I have mistakenly cleared /opt/aerospike/data/ directory. What should be done so that the data will again start flowing to /opt/aerospike/data/ ? Below is the configuration for the same
You should just be able to mkdir -p /opt/aerospike/data/, restart aerospike, and data should start going there again. Did you have a more specific problem that I’m missing?
Is the cluster larger than one node and did this only happen on one node? If the cluster is larger than one node and only one node had the directory deleted then you should be fine with @Albot’s advise, otherwise data may be have been irreversibly lost (if there is any hope of recovery, you need to ensure no further disk activity occurs on the device such as remounting the device ‘read only’). Let us know which situation applies and we can discuss further steps if applicable.
The cluster has 3 nodes and this has happened on all the 3 nodes. The data is recoverable. One weird thing is though the data is deleted, df -h shows size of opt directory as 168 GB
Thats probably because the file handle is still open, so it can’t really clear the data. If you stop the daemon, it should clear. Not sure how Aerospike will deal with that. If it doesn’t clear, just run lsof /opt and see what file handles are hanging around.
You may want to take a backup of the data. If multiple nodes were to shutdown before resolving the current situation then you may end up in a unrecoverable situation.
To resolve this issue, recreate the directory and restart one node at a time, waiting for migrations after each restart.

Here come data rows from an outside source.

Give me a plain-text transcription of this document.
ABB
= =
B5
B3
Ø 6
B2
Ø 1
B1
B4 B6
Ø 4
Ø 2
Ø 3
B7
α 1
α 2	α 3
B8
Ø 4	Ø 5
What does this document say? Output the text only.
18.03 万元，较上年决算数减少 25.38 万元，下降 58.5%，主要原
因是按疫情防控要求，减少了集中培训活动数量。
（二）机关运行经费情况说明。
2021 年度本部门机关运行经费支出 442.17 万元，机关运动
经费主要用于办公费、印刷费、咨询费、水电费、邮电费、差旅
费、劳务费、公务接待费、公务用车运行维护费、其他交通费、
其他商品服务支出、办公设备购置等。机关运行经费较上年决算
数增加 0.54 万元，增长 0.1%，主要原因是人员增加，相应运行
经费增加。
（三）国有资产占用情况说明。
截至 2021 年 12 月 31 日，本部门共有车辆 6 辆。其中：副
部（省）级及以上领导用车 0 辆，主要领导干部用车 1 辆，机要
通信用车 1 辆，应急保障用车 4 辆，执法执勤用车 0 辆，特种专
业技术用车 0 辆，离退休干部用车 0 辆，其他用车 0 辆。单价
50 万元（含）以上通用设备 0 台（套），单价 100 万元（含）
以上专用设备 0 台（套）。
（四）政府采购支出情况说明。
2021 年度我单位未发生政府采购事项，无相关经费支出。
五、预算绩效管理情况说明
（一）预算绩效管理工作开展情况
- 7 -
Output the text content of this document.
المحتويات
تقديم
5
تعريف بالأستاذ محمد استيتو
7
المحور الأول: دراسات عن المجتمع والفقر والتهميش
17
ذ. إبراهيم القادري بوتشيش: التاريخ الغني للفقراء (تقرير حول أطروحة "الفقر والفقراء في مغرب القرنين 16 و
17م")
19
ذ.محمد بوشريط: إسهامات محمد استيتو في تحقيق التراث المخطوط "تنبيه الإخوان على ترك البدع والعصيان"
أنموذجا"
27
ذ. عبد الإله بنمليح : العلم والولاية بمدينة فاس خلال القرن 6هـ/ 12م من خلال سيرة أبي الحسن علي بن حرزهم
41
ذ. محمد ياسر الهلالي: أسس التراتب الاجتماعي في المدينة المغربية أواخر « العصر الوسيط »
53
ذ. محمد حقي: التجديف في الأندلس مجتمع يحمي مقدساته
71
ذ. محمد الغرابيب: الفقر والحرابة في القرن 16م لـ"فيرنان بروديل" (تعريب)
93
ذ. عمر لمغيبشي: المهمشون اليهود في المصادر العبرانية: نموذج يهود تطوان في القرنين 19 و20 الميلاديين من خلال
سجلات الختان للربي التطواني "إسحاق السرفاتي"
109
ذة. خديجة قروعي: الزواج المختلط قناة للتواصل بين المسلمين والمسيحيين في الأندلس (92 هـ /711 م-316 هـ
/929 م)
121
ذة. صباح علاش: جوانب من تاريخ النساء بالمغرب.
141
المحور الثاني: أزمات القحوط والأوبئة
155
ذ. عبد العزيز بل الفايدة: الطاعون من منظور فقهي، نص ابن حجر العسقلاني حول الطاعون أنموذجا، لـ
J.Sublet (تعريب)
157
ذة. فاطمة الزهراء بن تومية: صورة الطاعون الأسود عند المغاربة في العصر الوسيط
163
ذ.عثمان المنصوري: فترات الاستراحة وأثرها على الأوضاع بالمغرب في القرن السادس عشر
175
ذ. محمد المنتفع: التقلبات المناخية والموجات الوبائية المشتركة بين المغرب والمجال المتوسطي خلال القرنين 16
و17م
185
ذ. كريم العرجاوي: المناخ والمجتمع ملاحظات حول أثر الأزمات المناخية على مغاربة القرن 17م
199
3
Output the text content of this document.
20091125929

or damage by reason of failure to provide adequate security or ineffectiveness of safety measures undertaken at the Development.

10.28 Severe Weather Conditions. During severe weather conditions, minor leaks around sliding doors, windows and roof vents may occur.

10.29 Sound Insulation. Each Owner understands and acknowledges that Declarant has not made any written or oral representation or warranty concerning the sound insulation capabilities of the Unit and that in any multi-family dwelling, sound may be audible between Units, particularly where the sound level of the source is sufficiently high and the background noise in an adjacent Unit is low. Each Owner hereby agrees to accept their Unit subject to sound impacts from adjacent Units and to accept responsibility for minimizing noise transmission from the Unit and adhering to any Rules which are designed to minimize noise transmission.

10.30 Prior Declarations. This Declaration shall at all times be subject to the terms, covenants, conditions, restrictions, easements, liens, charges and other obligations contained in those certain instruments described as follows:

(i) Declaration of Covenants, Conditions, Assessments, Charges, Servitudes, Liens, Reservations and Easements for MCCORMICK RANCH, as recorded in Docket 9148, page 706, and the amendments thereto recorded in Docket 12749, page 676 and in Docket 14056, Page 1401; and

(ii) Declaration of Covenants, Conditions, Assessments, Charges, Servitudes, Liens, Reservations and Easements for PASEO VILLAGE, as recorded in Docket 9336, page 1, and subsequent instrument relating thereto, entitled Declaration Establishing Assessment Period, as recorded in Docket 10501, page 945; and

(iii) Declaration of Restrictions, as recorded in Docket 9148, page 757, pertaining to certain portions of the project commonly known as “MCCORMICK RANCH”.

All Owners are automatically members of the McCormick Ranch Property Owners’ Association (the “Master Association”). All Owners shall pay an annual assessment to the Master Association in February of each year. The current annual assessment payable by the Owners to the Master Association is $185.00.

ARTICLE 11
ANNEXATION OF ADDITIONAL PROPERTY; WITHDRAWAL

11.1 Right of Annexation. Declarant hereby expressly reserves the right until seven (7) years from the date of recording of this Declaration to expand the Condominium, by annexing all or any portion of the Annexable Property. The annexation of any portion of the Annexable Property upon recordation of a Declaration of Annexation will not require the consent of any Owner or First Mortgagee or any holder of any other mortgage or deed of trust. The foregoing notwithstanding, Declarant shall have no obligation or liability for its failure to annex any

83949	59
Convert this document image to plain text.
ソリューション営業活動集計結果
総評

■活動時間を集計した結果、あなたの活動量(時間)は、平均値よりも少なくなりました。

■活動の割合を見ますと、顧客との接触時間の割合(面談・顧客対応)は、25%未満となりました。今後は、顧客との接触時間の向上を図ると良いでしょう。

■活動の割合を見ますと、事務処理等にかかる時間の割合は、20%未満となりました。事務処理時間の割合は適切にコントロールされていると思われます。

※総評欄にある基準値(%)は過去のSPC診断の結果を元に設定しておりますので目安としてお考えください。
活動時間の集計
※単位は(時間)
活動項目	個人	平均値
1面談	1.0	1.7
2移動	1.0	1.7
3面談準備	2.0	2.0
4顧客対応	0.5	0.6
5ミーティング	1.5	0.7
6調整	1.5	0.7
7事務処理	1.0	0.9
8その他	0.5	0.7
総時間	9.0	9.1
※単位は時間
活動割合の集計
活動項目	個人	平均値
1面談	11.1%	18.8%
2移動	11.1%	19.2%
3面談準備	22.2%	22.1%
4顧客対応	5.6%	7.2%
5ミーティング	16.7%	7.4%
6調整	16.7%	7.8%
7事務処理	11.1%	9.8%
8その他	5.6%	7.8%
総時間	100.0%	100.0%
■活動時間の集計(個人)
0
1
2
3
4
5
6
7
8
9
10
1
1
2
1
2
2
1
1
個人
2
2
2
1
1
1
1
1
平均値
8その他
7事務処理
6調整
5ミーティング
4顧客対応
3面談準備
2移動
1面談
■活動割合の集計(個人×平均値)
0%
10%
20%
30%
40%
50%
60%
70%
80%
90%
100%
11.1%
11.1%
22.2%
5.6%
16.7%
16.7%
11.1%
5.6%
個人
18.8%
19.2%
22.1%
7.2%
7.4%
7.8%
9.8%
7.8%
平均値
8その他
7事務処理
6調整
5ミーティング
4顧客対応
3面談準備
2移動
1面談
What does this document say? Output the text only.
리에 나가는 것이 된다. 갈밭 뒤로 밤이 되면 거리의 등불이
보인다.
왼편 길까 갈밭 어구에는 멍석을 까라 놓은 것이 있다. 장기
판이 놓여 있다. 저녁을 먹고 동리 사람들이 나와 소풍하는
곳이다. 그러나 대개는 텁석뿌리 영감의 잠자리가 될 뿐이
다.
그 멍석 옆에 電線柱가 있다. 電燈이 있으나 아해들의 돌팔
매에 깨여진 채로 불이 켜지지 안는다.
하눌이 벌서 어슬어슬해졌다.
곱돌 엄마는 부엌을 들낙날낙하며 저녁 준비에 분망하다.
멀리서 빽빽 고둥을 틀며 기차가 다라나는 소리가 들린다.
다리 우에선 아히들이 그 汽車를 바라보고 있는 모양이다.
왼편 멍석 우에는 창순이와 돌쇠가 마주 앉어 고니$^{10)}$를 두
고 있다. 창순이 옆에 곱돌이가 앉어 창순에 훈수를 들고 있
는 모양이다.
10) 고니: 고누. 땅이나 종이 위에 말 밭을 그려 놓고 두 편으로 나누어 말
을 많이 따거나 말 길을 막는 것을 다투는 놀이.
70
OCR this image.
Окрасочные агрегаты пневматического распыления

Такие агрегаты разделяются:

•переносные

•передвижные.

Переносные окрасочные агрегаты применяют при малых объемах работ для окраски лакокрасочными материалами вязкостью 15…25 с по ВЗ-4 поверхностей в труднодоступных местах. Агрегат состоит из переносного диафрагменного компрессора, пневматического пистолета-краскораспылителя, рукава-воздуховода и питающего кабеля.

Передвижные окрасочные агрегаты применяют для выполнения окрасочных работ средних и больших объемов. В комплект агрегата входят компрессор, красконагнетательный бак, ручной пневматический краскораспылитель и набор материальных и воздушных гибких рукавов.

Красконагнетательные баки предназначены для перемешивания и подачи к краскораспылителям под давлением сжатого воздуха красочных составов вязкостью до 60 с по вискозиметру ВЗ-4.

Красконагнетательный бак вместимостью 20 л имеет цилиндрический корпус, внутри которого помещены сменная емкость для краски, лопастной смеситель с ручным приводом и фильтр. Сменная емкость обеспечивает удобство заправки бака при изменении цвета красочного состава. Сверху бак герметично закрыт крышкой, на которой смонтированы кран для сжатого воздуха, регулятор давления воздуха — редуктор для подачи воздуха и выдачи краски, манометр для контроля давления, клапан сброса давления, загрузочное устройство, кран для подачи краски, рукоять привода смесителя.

Since you are using replication factor=2, that means that every record is stored twice. There is a master record, and a replica record. If you restart this node, it will come up empty - and then the other 2 nodes will re-replicate data over to it. Once migrations are finished, you can do this to the next node - and so on, as described by @kporter. And he pointed out it might be good to grab a backup.
That’s an interesting idea, but I wouldn’t recommend using that particular method since it creates a copy of a file that is actively being written to. You will probably end up with a few corrupted records.
Instead, maybe you could look into creating a new hardlink to the inode. That should prevent the file from disappearing when Aerospike shuts down.
I recommend taking advantage of the fact that you data is replicated and do the restart/wait for migrations procedure I mentioned before.
Also, I’m curious to know how this mishap occurred. Did you mistakenly run a preproduction or QA deployment script in production (if so you wouldn’t be the first, consider adding an environment variable to identify the environment and have scripts check that variable and fail if in the wrong environment).
We added one more node to the existing cluster (which had 3 nodes). Once the migrations were complete on all the 4 nodes, restarted the nodes one by one waiting for migrations to complete. The cluster is stable now. Thanks for your prompt reply and support.